Spotlight Article: Medicaid Coverage Practices for Approved Gene and Cell Therapies
- Key Takeaways: This paper is a valuable resource for patients and advocates seeking to understand and improve Medicaid coverage for advanced therapies, and to use as evidence of these cross-state issues.
- Summary: ASGCT’s position paper outlines the difficulties state Medicaid programs face in covering expensive gene and cell therapies and suggests federal solutions to ensure full coverage. They highlight how some state policies restrict access to these potentially curative therapies and propose ways to ensure all patients can get the treatments they need.
Regulatory Reform
Request For Information: Scientific Challenges and Opportunities to Advance the Development of Individualized Cellular and Gene Therapies
- Key Takeaways: Patients and advocates can use this information for more comprehensive advocacy around personalized medicine.
- Summary: This is a broad response covering clinical and nonclinical barriers to development, challenges with limited patient populations for rare disease. Comments advocate for alternative approval pathways and regulatory flexibility in data interpretation.
Letter to Congress: 21st Century Cures 2.0 [introduced]
- Key Takeaways: This is an important read for patients and advocates who want to support legislative efforts that accelerate the development and availability of new therapies.
- Summary: This is a comprehensive comment letter that covers many CGT issues. ASGCT provides recommendations to Congress on increasing clinical trial diversity, improving FDA’s review capacity for cell and gene therapies, leveraging real-world evidence, and enhancing coordination between FDA and CMS.
Request for Information: Enacted Cures 2.0 Act
- Key Takeaways: This RFI response is a good overview of many legislative and regulatory issues, and presents a snapshot of the current policy landscape for biomedical research and patient care.

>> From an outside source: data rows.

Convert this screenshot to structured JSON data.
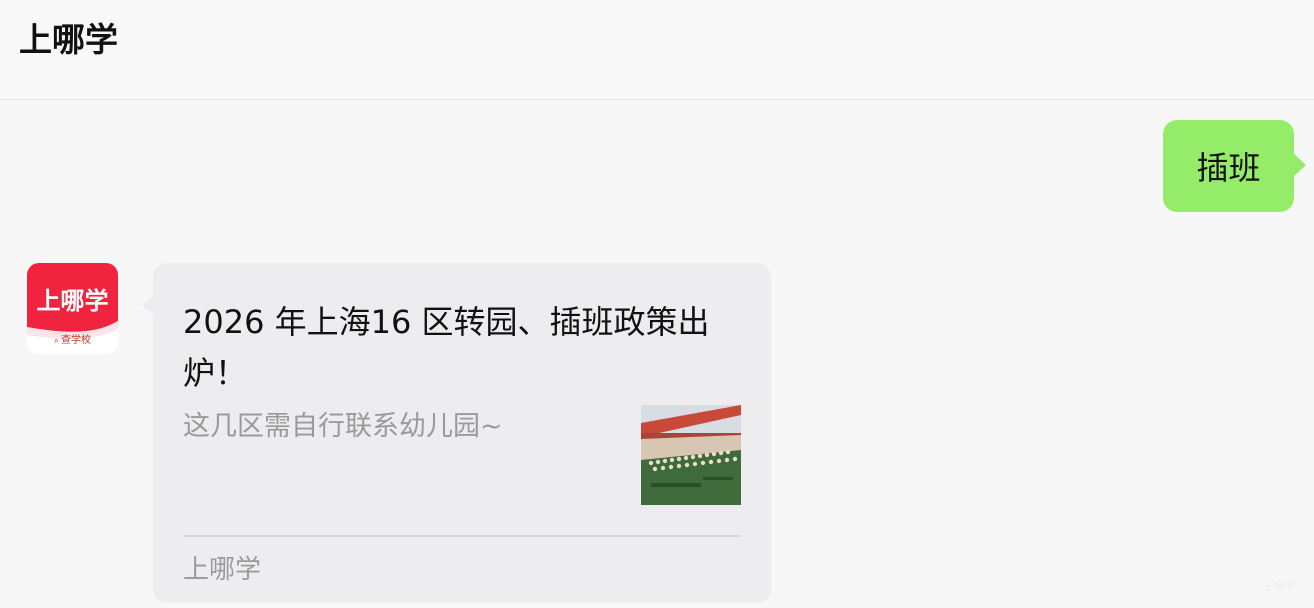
{
  "header": {
    "title": "上哪学"
  },
  "chat": {
    "outgoing": {
      "text": "插班",
      "bubble_color": "#95ec69"
    },
    "incoming": {
      "avatar": {
        "brand_text": "上哪学",
        "sub_label": "查学校",
        "sub_icon": "search-icon",
        "brand_color": "#f0243f"
      },
      "card": {
        "title": "2026 年上海16 区转园、插班政策出炉！",
        "description": "这几区需自行联系幼儿园~",
        "thumbnail": "school-group-photo",
        "source": "上哪学"
      }
    }
  },
  "watermark": "上哪学"
}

- Summary: ASGCT comments support ongoing legislative and regulatory efforts to enhance clinical trial diversity, streamline post-market surveillance, and improve Medicaid coverage consistency for CGTs. The response also highlights the need for flexible manufacturing guidelines, enhanced FDA-CMS coordination, and novel payment models to reduce patient access barriers. This advocates for additional federal guidance, structural reforms, and support mechanisms to further these goals, ensuring that CGTs reach the patients who need them most.
Manufacturing, Quality, and Data
FDA Comment: Real World Data: Assessing Registries to Support Regulatory Decision-Making Guidance
- Key Takeaways: This information helps patients and advocates understand how real-world evidence can speed up the availability of safe and effective new therapies.
- Summary: ASGCT works to ensure that real-world data is of high quality and representative enough to be used in regulatory decisions, which can increase patient access to therapies. Their comments on this FDA guidance highlight the importance of robust data to support the approval of new treatments.